Finanzministerium: Trump will großen Teil des Kaufpreises von Tiktok

US-Präsident Donald Trump hat Microsoft aufgefordert, die Übernahme von Tiktok weiterzutreiben. "Ein sehr wesentlicher Teil des Kaufpreises" müsse aber an die US-Regierung gehen, die den Kauf ermögliche.

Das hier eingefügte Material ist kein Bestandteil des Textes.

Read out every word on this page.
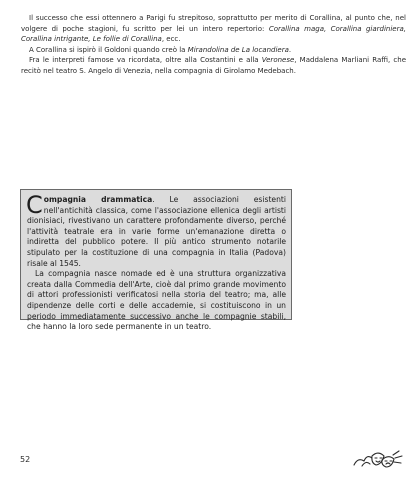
Il successo che essi ottennero a Parigi fu strepitoso, soprattutto per merito di Corallina, al punto che, nel volgere di poche stagioni, fu scritto per lei un intero repertorio: Corallina maga, Corallina giardiniera, Corallina intrigante, Le follie di Corallina, ecc.

A Corallina si ispirò il Goldoni quando creò la Mirandolina de La locandiera.

Fra le interpreti famose va ricordata, oltre alla Costantini e alla Veronese, Maddalena Marliani Raffi, che recitò nel teatro S. Angelo di Venezia, nella compagnia di Girolamo Medebach.

Compagnia drammatica. Le associazioni esistenti nell'antichità classica, come l'associazione ellenica degli artisti dionisiaci, rivestivano un carattere profondamente diverso, perché l'attività teatrale era in varie forme un'emanazione diretta o indiretta del pubblico potere. Il più antico strumento notarile stipulato per la costituzione di una compagnia in Italia (Padova) risale al 1545.

La compagnia nasce nomade ed è una struttura organizzativa creata dalla Commedia dell'Arte, cioè dal primo grande movimento di attori professionisti verificatosi nella storia del teatro; ma, alle dipendenze delle corti e delle accademie, si costituiscono in un periodo immediatamente successivo anche le compagnie stabili, che hanno la loro sede permanente in un teatro.

52
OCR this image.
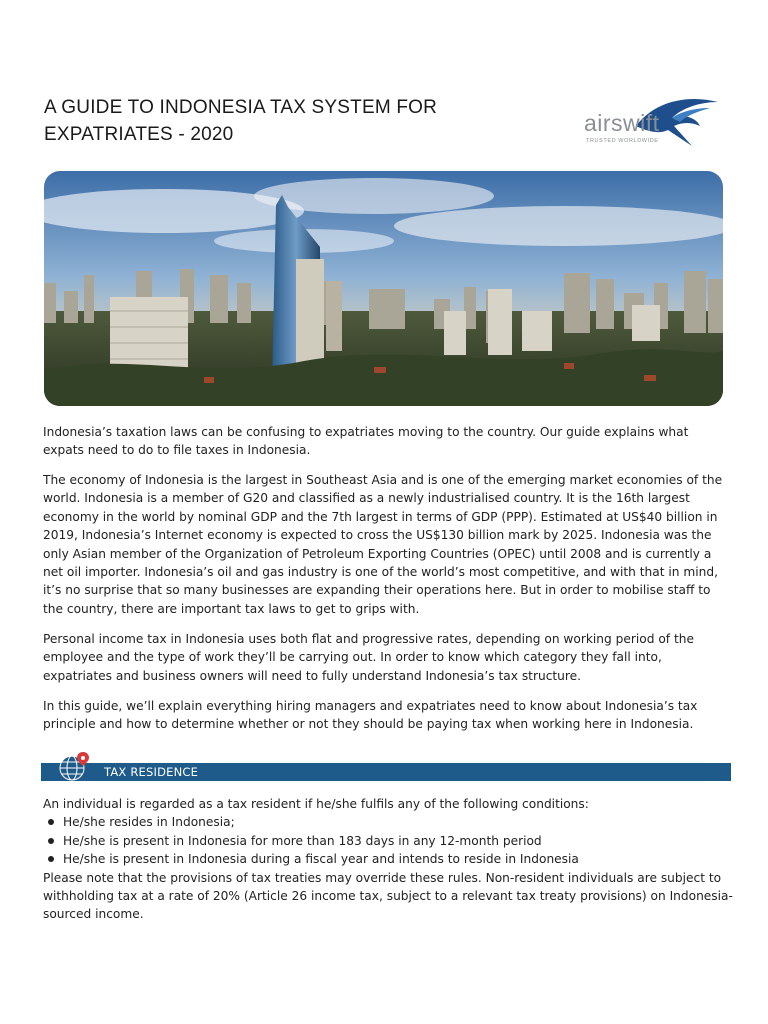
A GUIDE TO INDONESIA TAX SYSTEM FOR
EXPATRIATES - 2020	airswift
TRUSTED WORLDWIDE

Indonesia’s taxation laws can be confusing to expatriates moving to the country. Our guide explains what expats need to do to file taxes in Indonesia.

The economy of Indonesia is the largest in Southeast Asia and is one of the emerging market economies of the world. Indonesia is a member of G20 and classified as a newly industrialised country. It is the 16th largest economy in the world by nominal GDP and the 7th largest in terms of GDP (PPP). Estimated at US$40 billion in 2019, Indonesia’s Internet economy is expected to cross the US$130 billion mark by 2025. Indonesia was the only Asian member of the Organization of Petroleum Exporting Countries (OPEC) until 2008 and is currently a net oil importer. Indonesia’s oil and gas industry is one of the world’s most competitive, and with that in mind, it’s no surprise that so many businesses are expanding their operations here. But in order to mobilise staff to the country, there are important tax laws to get to grips with.

Personal income tax in Indonesia uses both flat and progressive rates, depending on working period of the employee and the type of work they’ll be carrying out. In order to know which category they fall into, expatriates and business owners will need to fully understand Indonesia’s tax structure.

In this guide, we’ll explain everything hiring managers and expatriates need to know about Indonesia’s tax principle and how to determine whether or not they should be paying tax when working here in Indonesia.

TAX RESIDENCE

An individual is regarded as a tax resident if he/she fulfils any of the following conditions:

He/she resides in Indonesia;
He/she is present in Indonesia for more than 183 days in any 12-month period
He/she is present in Indonesia during a fiscal year and intends to reside in Indonesia

Please note that the provisions of tax treaties may override these rules. Non-resident individuals are subject to withholding tax at a rate of 20% (Article 26 income tax, subject to a relevant tax treaty provisions) on Indonesia-sourced income.
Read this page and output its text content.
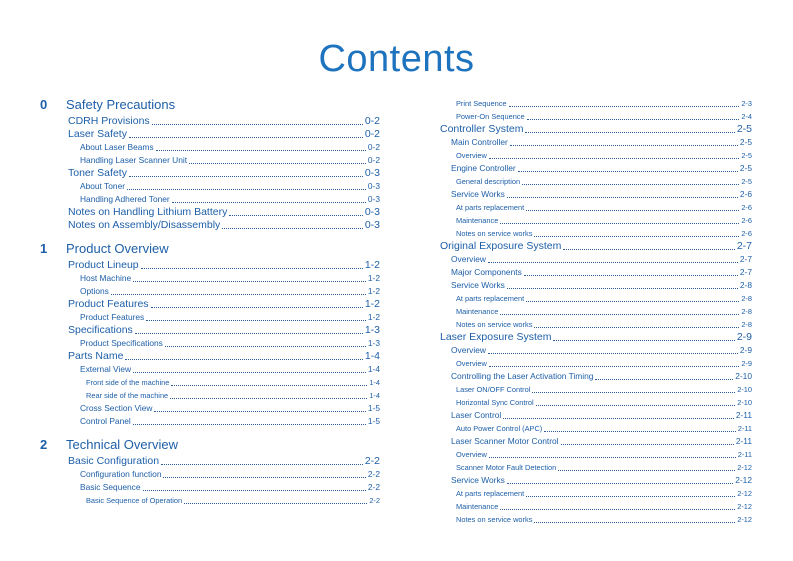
Contents
0 Safety Precautions
CDRH Provisions	0-2
Laser Safety	0-2
About Laser Beams	0-2
Handling Laser Scanner Unit	0-2
Toner Safety	0-3
About Toner	0-3
Handling Adhered Toner	0-3
Notes on Handling Lithium Battery	0-3
Notes on Assembly/Disassembly	0-3
1 Product Overview
Product Lineup	1-2
Host Machine	1-2
Options	1-2
Product Features	1-2
Product Features	1-2
Specifications	1-3
Product Specifications	1-3
Parts Name	1-4
External View	1-4
Front side of the machine	1-4
Rear side of the machine	1-4
Cross Section View	1-5
Control Panel	1-5
2 Technical Overview
Basic Configuration	2-2
Configuration function	2-2
Basic Sequence	2-2
Basic Sequence of Operation	2-2
Print Sequence	2-3
Power-On Sequence	2-4
Controller System	2-5
Main Controller	2-5
Overview	2-5
Engine Controller	2-5
General description	2-5
Service Works	2-6
At parts replacement	2-6
Maintenance	2-6
Notes on service works	2-6
Original Exposure System	2-7
Overview	2-7
Major Components	2-7
Service Works	2-8
At parts replacement	2-8
Maintenance	2-8
Notes on service works	2-8
Laser Exposure System	2-9
Overview	2-9
Overview	2-9
Controlling the Laser Activation Timing	2-10
Laser ON/OFF Control	2-10
Horizontal Sync Control	2-10
Laser Control	2-11
Auto Power Control (APC)	2-11
Laser Scanner Motor Control	2-11
Overview	2-11
Scanner Motor Fault Detection	2-12
Service Works	2-12
At parts replacement	2-12
Maintenance	2-12
Notes on service works	2-12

Das berichtete das Wall Street Journal(öffnet im neuen Fenster) unter Berufung auf Aussagen Trumps vor Journalisten im Weißen Haus.
Trump teilte über das Gespräch mit Microsoft-Chef Satya Nadella mit: "Ich habe gesagt: 'Wenn Sie es kaufen ... muss ein sehr erheblicher Teil des Preises an das Finanzministerium der Vereinigten Staaten gehen, weil wir es ermöglichen, dass dieser Deal zustande kommt'. Im Moment haben Sie keine Möglichkeit dazu, wenn wir sie Ihnen nicht geben."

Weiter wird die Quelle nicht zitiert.